Inmiddels is de consultatieronde afgerond. Naar aanleiding van de inbreng van de betrokken organisaties zal ik bezien welke gevolgen dit heeft voor het wetsvoorstel. Daarbij worden de standpunten met betrekking tot het van toepassing laten zijn van de voorschotregeling in deze nieuwe procedure en de financiële implicaties daarvan meegenomen.

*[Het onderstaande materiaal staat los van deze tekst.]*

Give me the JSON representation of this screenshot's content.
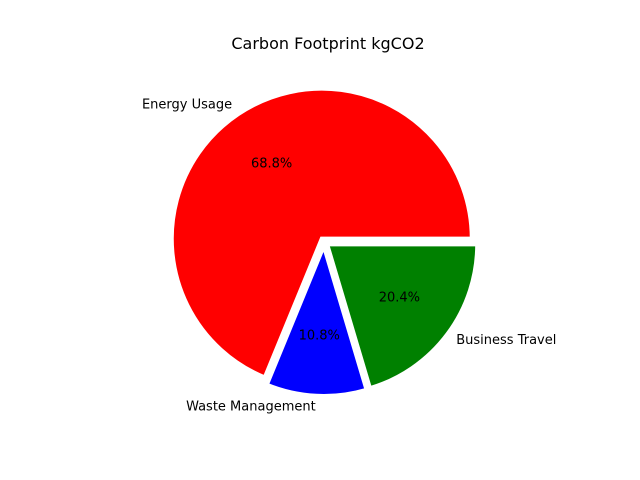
{
  "chart_data": {
    "type": "pie",
    "title": "Carbon Footprint kgCO2",
    "slices": [
      {
        "label": "Energy Usage",
        "value": 68.8,
        "pct_label": "68.8%",
        "color": "#ff0000"
      },
      {
        "label": "Waste Management",
        "value": 10.8,
        "pct_label": "10.8%",
        "color": "#0000ff"
      },
      {
        "label": "Business Travel",
        "value": 20.4,
        "pct_label": "20.4%",
        "color": "#008000"
      }
    ],
    "start_angle_deg": 0,
    "direction": "counterclockwise",
    "exploded": true,
    "legend": "none"
  }
}
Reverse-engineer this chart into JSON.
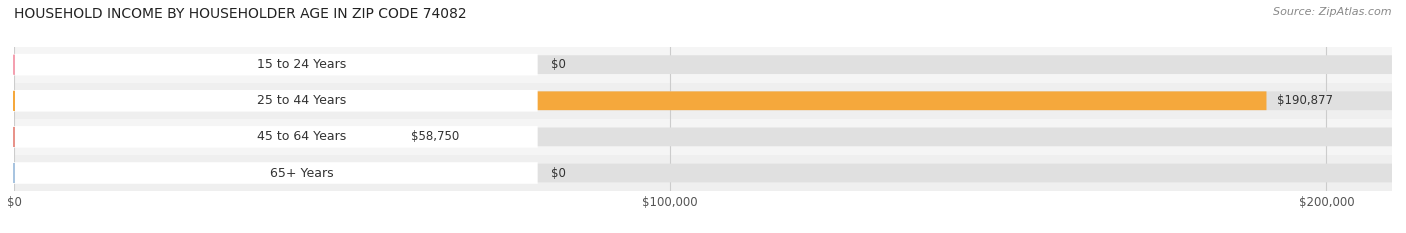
{
  "title": "HOUSEHOLD INCOME BY HOUSEHOLDER AGE IN ZIP CODE 74082",
  "source": "Source: ZipAtlas.com",
  "categories": [
    "15 to 24 Years",
    "25 to 44 Years",
    "45 to 64 Years",
    "65+ Years"
  ],
  "values": [
    0,
    190877,
    58750,
    0
  ],
  "bar_colors": [
    "#f4a0b0",
    "#f5a83c",
    "#e8938a",
    "#a8c4e0"
  ],
  "xlim": [
    0,
    210000
  ],
  "xticks": [
    0,
    100000,
    200000
  ],
  "xticklabels": [
    "$0",
    "$100,000",
    "$200,000"
  ],
  "value_labels": [
    "$0",
    "$190,877",
    "$58,750",
    "$0"
  ],
  "figsize": [
    14.06,
    2.33
  ],
  "dpi": 100,
  "background_color": "#ffffff",
  "bar_height": 0.52
}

De Minister voor Rechtsbescherming, S. Dekker


X Noot
1

Kamerstuk 33 552, nr. 43.

X Noot
2

Richtlijn 2004/80/EG van de Raad van 29 april 2004.

X Noot
3

Kamerstuk 33 552, nr. 18.

X Noot
4

ECLI:NL:RBROT:2010:BL3937.

X Noot
5

Uitvoeringsbesluit voorschot schadevergoedingsmaatregel: voor gewelds- zedenmisdrijven geldt geen maximum, voor overige delicten geldt een maximum van € 5.000,–.